Per deformazione, se posso chiamarla così, mi avvicino passeggiando e scopro che sono tutte donne. Quel “nugolo” nascondeva una piccola porta. Dentro ce ne sono altre. Mi metto a parlare con una di loro che mi dice: “siamo le operaie della cella frigorifera”. Il momento successivo, nella mia testa si apre un mondo; inizio ad osservare il loro comportamento. Parlano di lavoro, sottovoce, ma con “quelle dentro” la alzano. Quelle dentro (…) sono sedute su una specie di panchina. Una di loro ha una mano sul calorifero e l’altra in tasca. Ho pensato avesse freddo perché era malata, invece, qualche secondo dopo la vedo alzarsi e quella di fianco a lei prendere il suo posto.
Come fosse un rito, una specie di procedura standard basata sull’uguaglianza. O almeno io l’ho capita così. Riesco a intuire che tra loro comunicano anche a gesti, cioè senza parlarsi. Mi sono venute in mente quelle operaie di fine 1800 o inizio 1900 immortalate in qualche vecchissima foto. Probabilmente ho una visione un po’ troppo romanticistica, forse perché mi ha particolarmente colpito. Ho avuto l’impressione fossero empatiche tra loro, telepatiche addirittura. Una sorta di vita in comune. La loro semplicità mi ha letteralmente disarmato. Ad un certo punto una di loro esclama con tono preoccupato “ragazze se suona dobbiamo correre”. Ragazze, che avevano anche 50-55 anni. Ma il comportamento di queste ultime era esattamente identico a quello delle novizie di 20-25. E, ovviamente, viceversa. 40 secondi dopo, qualcosa suona davvero. Una sorta di campanella. E tutte, incredibilmente, corrono , sparendo dietro un’altra porta, più interna. Come quando a scuola arrivava la maestra, ma senza che nessuno le obbligasse.
A quel punto sento un brivido fortissimo percorrermi tutta la schiena, così atroce da riuscire a spaventarmi.
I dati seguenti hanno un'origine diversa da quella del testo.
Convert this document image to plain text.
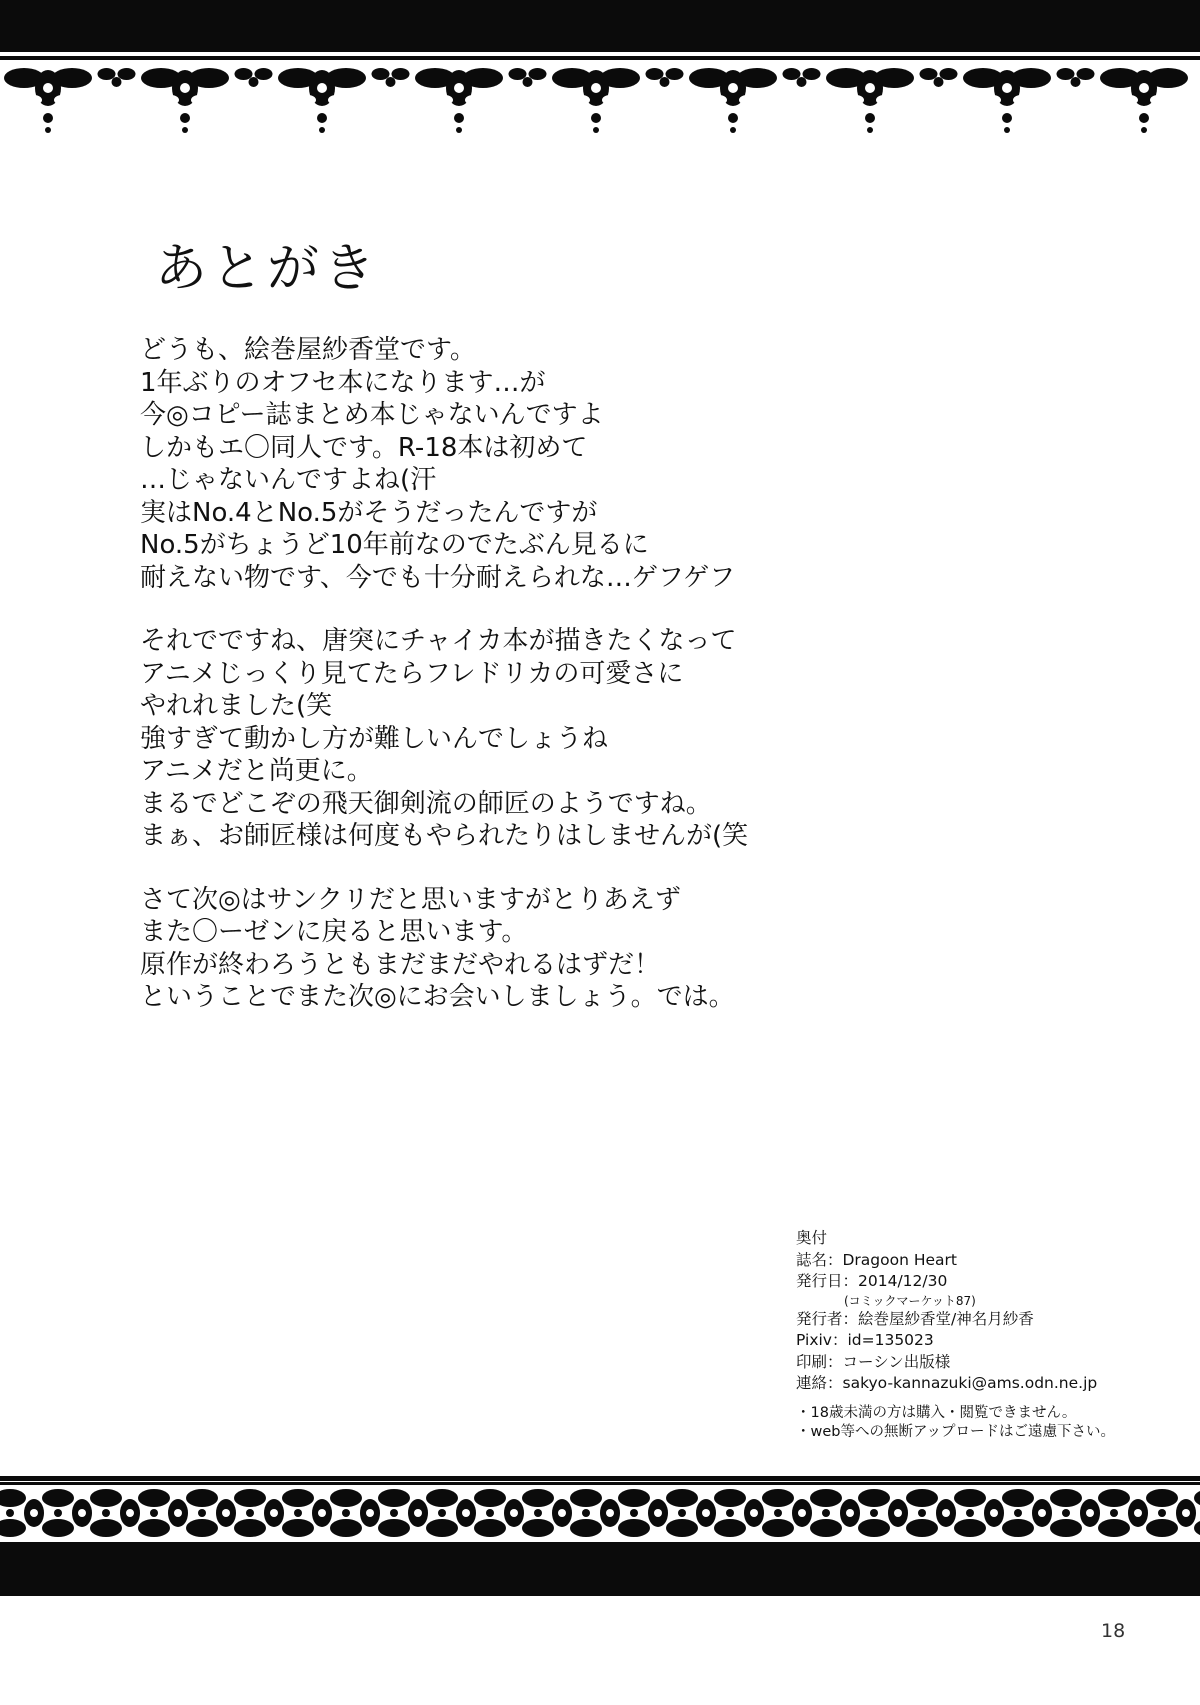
あとがき
どうも、絵巻屋紗香堂です。
1年ぶりのオフセ本になります…が
今◎コピー誌まとめ本じゃないんですよ
しかもエ〇同人です。R-18本は初めて
…じゃないんですよね(汗
実はNo.4とNo.5がそうだったんですが
No.5がちょうど10年前なのでたぶん見るに
耐えない物です、今でも十分耐えられな…ゲフゲフ
それでですね、唐突にチャイカ本が描きたくなって
アニメじっくり見てたらフレドリカの可愛さに
やれれました(笑
強すぎて動かし方が難しいんでしょうね
アニメだと尚更に。
まるでどこぞの飛天御剣流の師匠のようですね。
まぁ、お師匠様は何度もやられたりはしませんが(笑
さて次◎はサンクリだと思いますがとりあえず
また〇ーゼンに戻ると思います。
原作が終わろうともまだまだやれるはずだ！
ということでまた次◎にお会いしましょう。では。
奥付
誌名：Dragoon Heart
発行日：2014/12/30
(コミックマーケット87)
発行者：絵巻屋紗香堂/神名月紗香
Pixiv：id=135023
印刷：コーシン出版様
連絡：sakyo-kannazuki@ams.odn.ne.jp
・18歳未満の方は購入・閲覧できません。
・web等への無断アップロードはご遠慮下さい。
18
Oggi, ho un buon lavoro, uno stipendio normale, posso dire di essere contento, e soprattutto molto fortunato. Ma, se mi passate il termine, i miei anni di merda li ho vissuti anch’io. Ben tre di disoccupazione piena, intesa nel senso più statistico possibile. Più di 36 mesi spesi a cercare lavoro senza ottenere nient’altro che poche risposte e anche piuttosto vaghe, scansando truffe o presunte tali e prendendo degli ottimi vaffa da responsabili che io decisamente non chiamerei in questo modo. Nei miei tre anni (non ripeto la definizione di prima), ho pensato di tutto, ogni giorno. Che sarei finito in mezzo alla strada, che non avrei mai potuto dare una vecchiaia serena ai miei genitori, che avrei dovuto dar via i miei animali, che la mia vita, così come la conoscevo, era sostanzialmente finita. Mi reputo un caso lampante di quanto tutte queste cose, pur assolutamente vere nel momento in cui le si pensa, siano delle immani str.. se declinate a tempo indeterminato. Non perché a tutti andrà sicuramente bene, purtroppo mi rendo conto che non può essere così, ma perché ragionare in tal modo è la via più corta e sicura per auto-realizzare una profezia che è la peggiore possibile. Spiego questo nel tentativo di far capire quale sia stato il mio stato d’animo durante quei lunghissimi tre anni: scoraggiato, depresso, svogliato, per nulla performante e chi più ne ha più ne metta. Certo, quando mi è stato offerto un lavoro, quello stato d’animo l’ho cambiato, “sbattendomi” come forse mai avevo fatto prima in tutta la mia vita. Così, sono riuscito a tenermelo.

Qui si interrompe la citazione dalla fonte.